Pope Leo XIV's 2026 encyclical Magnifica Humanitas gives the public-finance question a moral vocabulary. He writes that dignity requires us to shape the way we live together, including economic and political choices and the makeup of cities. That is a direct challenge to dashboard design. The interface should not simply display money. It should reveal whether public choices help people flourish.

The same encyclical calls the common good a social good that cannot be reduced to individual interests, and says working together for it requires a shared vision. Fratelli tutti warns that the marketplace by itself cannot resolve every problem. Laudato si' warns that economic interests can trump the common good.

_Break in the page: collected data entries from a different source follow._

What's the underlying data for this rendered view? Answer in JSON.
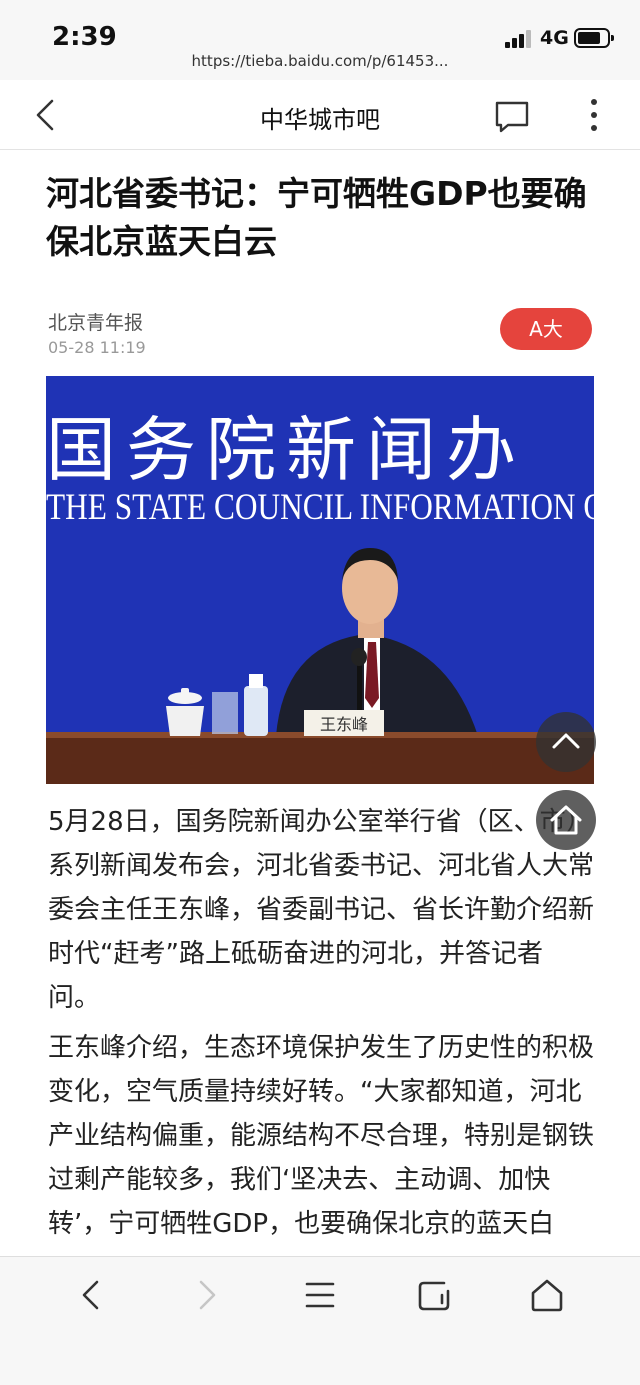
{
  "status_bar": {
    "time": "2:39",
    "network": "4G",
    "url": "https://tieba.baidu.com/p/61453..."
  },
  "nav": {
    "title": "中华城市吧",
    "icons": [
      "back-arrow-icon",
      "comment-icon",
      "more-icon"
    ]
  },
  "article": {
    "headline": "河北省委书记：宁可牺牲GDP也要确保北京蓝天白云",
    "source": "北京青年报",
    "time": "05-28 11:19",
    "font_button": "A大",
    "image": {
      "banner_cn": "国务院新闻办",
      "banner_en": "THE STATE COUNCIL INFORMATION O",
      "nameplate": "王东峰"
    },
    "paragraphs": [
      "5月28日，国务院新闻办公室举行省（区、市）系列新闻发布会，河北省委书记、河北省人大常委会主任王东峰，省委副书记、省长许勤介绍新时代“赶考”路上砥砺奋进的河北，并答记者问。",
      "王东峰介绍，生态环境保护发生了历史性的积极变化，空气质量持续好转。“大家都知道，河北产业结构偏重，能源结构不尽合理，特别是钢铁过剩产能较多，我们‘坚决去、主动调、加快转’，宁可牺牲GDP，也要确保北京的蓝天白云。”"
    ]
  },
  "floating_buttons": [
    "back-to-top",
    "home"
  ],
  "toolbar": {
    "icons": [
      "back-icon",
      "forward-icon",
      "menu-icon",
      "tabs-icon",
      "home-icon"
    ]
  },
  "colors": {
    "accent": "#e5443d",
    "banner_blue": "#1f33b5"
  }
}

Chicago's dashboard should be built against that danger: it should make hidden interests, deferred costs, and weak results harder to miss.

> A city dashboard is not just an accounting tool. It is a civic conscience with numbers attached.

## The build standard

[Minimum viable dashboard] Connect annual appropriations, actual spending, revenue, debt, pension contributions, TIF funds, contracts, capital projects, property-tax impacts, school finance, and service outcomes. Publish every view as open data. Give every chart a geography, fund, vendor, and time filter. Add an explanation layer written for residents, not budget specialists.

Chicago already has many of the datasets. The civic task is integration, interface, and accountability. In a future where public revenues and public spending will be central to whether cities remain humane, the dashboard is not decorative. It is the place where residents learn whether the city is organizing scarce money toward shared life.

## Sources

1. [Data.gov, Chicago FY2026 budget ordinance appropriations](https://catalog.data.gov/dataset/budget-2026-budget-ordinance-appropriations)
2. [Data.gov, Chicago FY2026 budget recommendations revenue](https://catalog.data.gov/dataset/budget-2026-budget-recommendations-revenue)
3. [Civic Federation, Chicago's FY2026 adopted budget](https://live.civicfed.org/chicagos-fy2026-adopted-budget)
4. [Cook County Treasurer, Tax Year 2024 analysis](https://www.cookcountytreasurer.com/pdfs/taxbillanalysisandstatistics/taxyear2024analysisenglishversion.pdf)
5. [City of Chicago TIF Portal](https://webapps1.chicago.gov/ChicagoTif/)
6. [City of Chicago Data Portal, TIF Annual Report Analysis](https://data.cityofchicago.org/Community-Economic-Development/Tax-Increment-Financing-TIF-Annual-Report-Analysis/qm7s-3ctt)
7. [Chicago Public Schools, FY2026 budget](https://www.cps.edu/about/finance/budget/budget-2026/)
8. [Pope Leo XIV, Magnifica Humanitas](https://www.vatican.va/content/leo-xiv/en/encyclicals/documents/20260515-magnifica-humanitas.html)
9. [Pope Francis, Fratelli tutti](https://www.vatican.va/content/francesco/en/encyclicals/documents/papa-francesco_20201003_enciclica-fratelli-tutti.html)
10. [Pope Francis, Laudato si'](https://www.vatican.va/content/francesco/en/encyclicals/documents/papa-francesco_20150524_enciclica-laudato-si.html)

## Editor's notes

- 2026-06-02: Published with a dashboard mockup image and official Vatican, Chicago, CPS, Cook County, and Civic Federation sources. Budget figures are rounded for readability.